I did not enjoy Barney Cohen's second novel as much as his first, even though it has a seemingly foolproof premise.
Remember all those urban legends about alligators living in the New York City sewers, the progeny of all those pet baby gators that parents flushed down their toilets? Writer John Sayles and director Lewis Teague made a terrific thriller from this premise. However, Cohen comes at it from a different direction in his 1977 Berkley Medallion novel THE NIGHT OF THE TOY DRAGONS. Instead of one big alligator roaming the series, how about a million little bitty gators?

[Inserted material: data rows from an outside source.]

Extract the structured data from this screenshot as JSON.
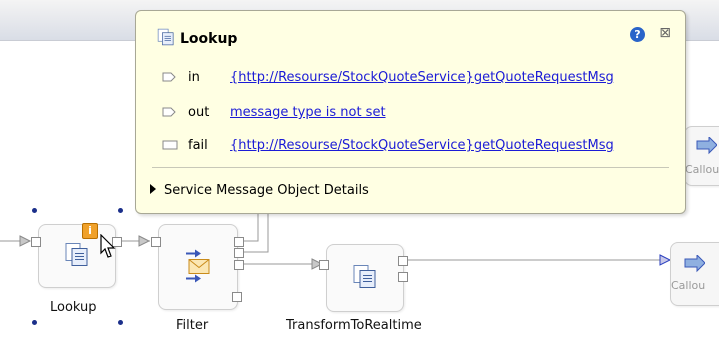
{
  "popup": {
    "title": "Lookup",
    "help_glyph": "?",
    "close_glyph": "⊠",
    "rows": [
      {
        "kind": "in",
        "link": "{http://Resourse/StockQuoteService}getQuoteRequestMsg"
      },
      {
        "kind": "out",
        "link": "message type is not set"
      },
      {
        "kind": "fail",
        "link": "{http://Resourse/StockQuoteService}getQuoteRequestMsg"
      }
    ],
    "details_label": "Service Message Object Details"
  },
  "nodes": {
    "lookup": {
      "label": "Lookup",
      "badge": "i"
    },
    "filter": {
      "label": "Filter"
    },
    "transform": {
      "label": "TransformToRealtime"
    },
    "callout_top": {
      "label": "Callou"
    },
    "callout_bottom": {
      "label": "Callou"
    }
  },
  "colors": {
    "popup_bg": "#ffffe3",
    "link": "#1b1bd6",
    "selection_handle": "#1b2f8a",
    "info_badge": "#f0a12a"
  }
}
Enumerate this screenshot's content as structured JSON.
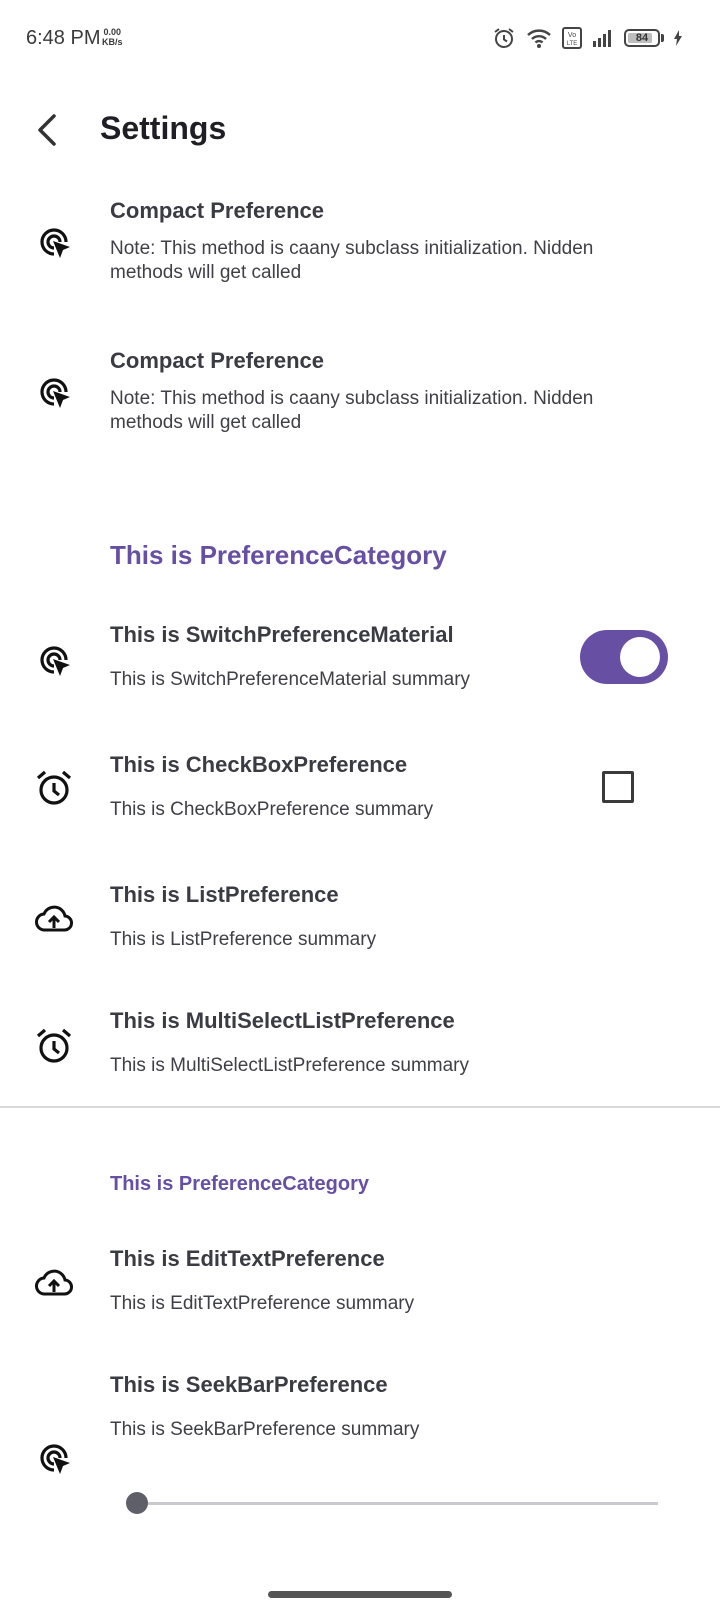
{
  "status_bar": {
    "time": "6:48 PM",
    "speed_value": "0.00",
    "speed_unit": "KB/s",
    "battery_level": "84",
    "battery_percent": 84,
    "icons": [
      "alarm-icon",
      "wifi-icon",
      "volte-icon",
      "signal-icon",
      "battery-icon",
      "charging-icon"
    ]
  },
  "app_bar": {
    "title": "Settings",
    "back_icon": "back-arrow-icon"
  },
  "colors": {
    "accent": "#6750a4",
    "text": "#3b3b44",
    "divider": "#d9d9dd"
  },
  "preferences": [
    {
      "title": "Compact Preference",
      "summary": "Note: This method is caany subclass initialization. Nidden methods will get called",
      "icon": "ads-click-icon"
    },
    {
      "title": "Compact Preference",
      "summary": "Note: This method is caany subclass initialization. Nidden methods will get called",
      "icon": "ads-click-icon"
    }
  ],
  "category_1": {
    "title": "This is PreferenceCategory",
    "items": [
      {
        "title": "This is SwitchPreferenceMaterial",
        "summary": "This is SwitchPreferenceMaterial summary",
        "icon": "ads-click-icon",
        "widget": "switch",
        "checked": true
      },
      {
        "title": "This is CheckBoxPreference",
        "summary": "This is CheckBoxPreference summary",
        "icon": "alarm-icon",
        "widget": "checkbox",
        "checked": false
      },
      {
        "title": "This is ListPreference",
        "summary": "This is ListPreference summary",
        "icon": "cloud-upload-icon"
      },
      {
        "title": "This is MultiSelectListPreference",
        "summary": "This is MultiSelectListPreference summary",
        "icon": "alarm-icon"
      }
    ]
  },
  "category_2": {
    "title": "This is PreferenceCategory",
    "items": [
      {
        "title": "This is EditTextPreference",
        "summary": "This is EditTextPreference summary",
        "icon": "cloud-upload-icon"
      },
      {
        "title": "This is SeekBarPreference",
        "summary": "This is SeekBarPreference summary",
        "icon": "ads-click-icon",
        "widget": "seekbar",
        "value_fraction": 0.0
      }
    ]
  }
}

TOY DRAGONS has some nifty gory attack scenes and isn't afraid to bump off a few kids. However, the excitement is infrequently spaced throughout, as Cohen splits time between a college professor investigating the cause of the grisly deaths, in which bodies are stripped of their skin and innerds, and his sewer-worker father and their respective romantic subplots. A lot of the book is technical mumbo-jumbo from the professor and his staff.
It ends quite abruptly too after 218 pages, as if Cohen had hit his word limit. Just as the danger is branching out to the city streets, Cohen whips out a deux es machina and concludes the action off-page. Why he didn't cut some of the domestic soap opera and dull lab scenes and include more action, I don't know.